Tar balls on the beach – and those heart-breaking pictures of oil-soaked birds – President Obama claims that’s just part of the story on the Gulf Coast.
"There's still a lot of opportunity for visitors to come down here," he says. "There's a lot of beaches that are not yet affected or will not be affected."
That defiant vow is part of what you’ll hear tonight when the President speaks to the nation. But Obama has quite a sales job ahead of him. A USA Today/Gallup poll says 71% of Americans think he hasn’t been tough enough responding to the oil spill – and more than half rate his response as “poor” or “very poor.”
One reason for that poor -- or very poor – view – is his acknowledgement that nine weeks in – there’s still a lack of communication between all the different agencies responding to the crisis:
"We want to coordinate, at every level - federal, state and local - to make sure that we are leaving no stone unturned in terms of our ability to respond to this crisis."
The White House also hopes to lock down today a deal with BP to create an escrow account to pay individuals and businesses who’ve been effected by the Gulf gusher. That account could be something of a gusher itself – up to $20 billion – but some critics say even THAT might not be enough.

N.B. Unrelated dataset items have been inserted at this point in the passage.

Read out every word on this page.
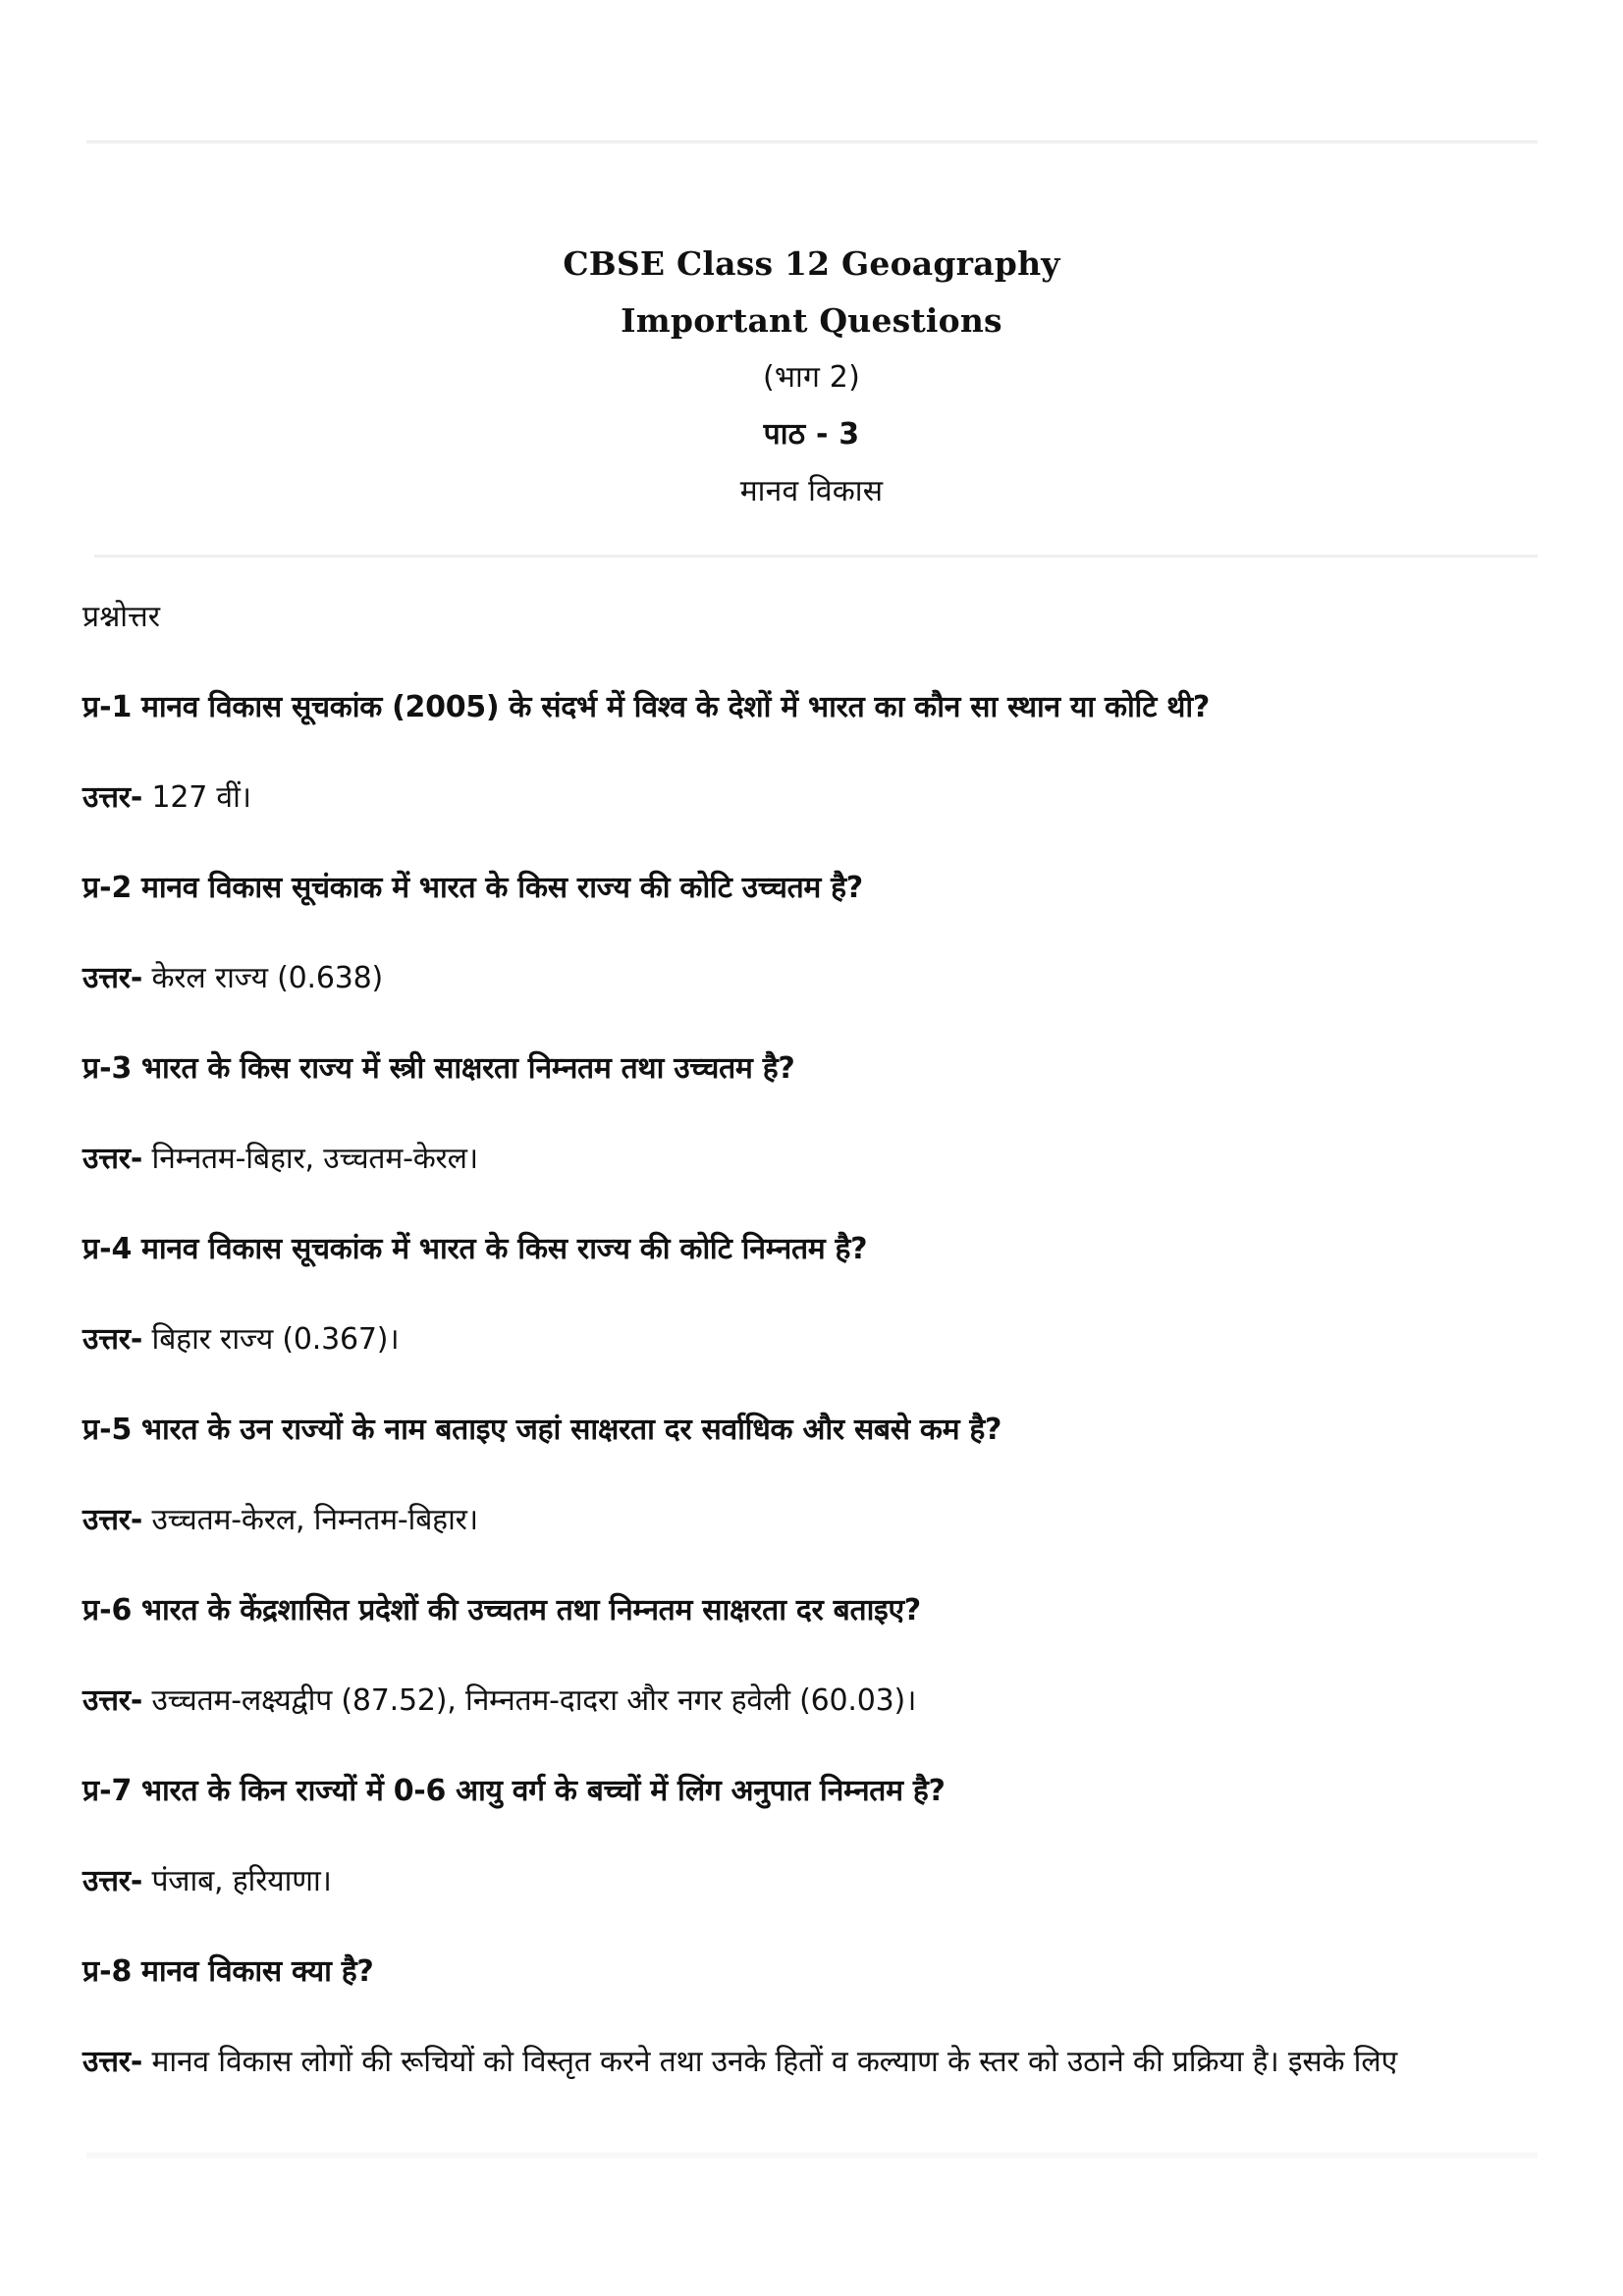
CBSE Class 12 Geoagraphy
Important Questions
(भाग 2)
पाठ - 3
मानव विकास
प्रश्नोत्तर
प्र-1 मानव विकास सूचकांक (2005) के संदर्भ में विश्व के देशों में भारत का कौन सा स्थान या कोटि थी?
उत्तर- 127 वीं।
प्र-2 मानव विकास सूचंकाक में भारत के किस राज्य की कोटि उच्चतम है?
उत्तर- केरल राज्य (0.638)
प्र-3 भारत के किस राज्य में स्त्री साक्षरता निम्नतम तथा उच्चतम है?
उत्तर- निम्नतम-बिहार, उच्चतम-केरल।
प्र-4 मानव विकास सूचकांक में भारत के किस राज्य की कोटि निम्नतम है?
उत्तर- बिहार राज्य (0.367)।
प्र-5 भारत के उन राज्यों के नाम बताइए जहां साक्षरता दर सर्वाधिक और सबसे कम है?
उत्तर- उच्चतम-केरल, निम्नतम-बिहार।
प्र-6 भारत के केंद्रशासित प्रदेशों की उच्चतम तथा निम्नतम साक्षरता दर बताइए?
उत्तर- उच्चतम-लक्ष्यद्वीप (87.52), निम्नतम-दादरा और नगर हवेली (60.03)।
प्र-7 भारत के किन राज्यों में 0-6 आयु वर्ग के बच्चों में लिंग अनुपात निम्नतम है?
उत्तर- पंजाब, हरियाणा।
प्र-8 मानव विकास क्या है?
उत्तर- मानव विकास लोगों की रूचियों को विस्तृत करने तथा उनके हितों व कल्याण के स्तर को उठाने की प्रक्रिया है। इसके लिए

The President's day begins in Pansacola, Fla., where he'll receive a briefing with Admiral Allen and local officials on efforts to fight the BP oil spill. He'll speak to military personnel at the Naval Air Station Pensacola’s Naval Air Technical Training Center, and then return to Washington for tonight's address to the nation - his first prime time speech from the Oval Office.
9:15AM THE PRESIDENT receives a briefing with Admiral Allen and local officials on efforts to fight the BP oil spill
Pensacola Beach, Florida
Travel Pool Coverage
11:10AM THE PRESIDENT delivers remarks at an event with military personnel
Naval Air Station Pensacola’s Naval Air Technical Training Center, Pensacola, Florida
12:15PM THE PRESIDENT departs Pensacola, Florida en route Washington, DC
Naval Air Station Pensacola
8:00PM THE PRESIDENT addresses the nation
Pooled Press Coverage
On This Day
1849: James K. Polk died. He was the eleventh President, serving between 1845-49. President Polk is best known for leading the nation into the Mexican-American war; U.S. forces conquered New Mexico, Calif. and Mexico City itself. Historians rank Polk as a very good President, in fact: the "least known consequential president" of the United States.”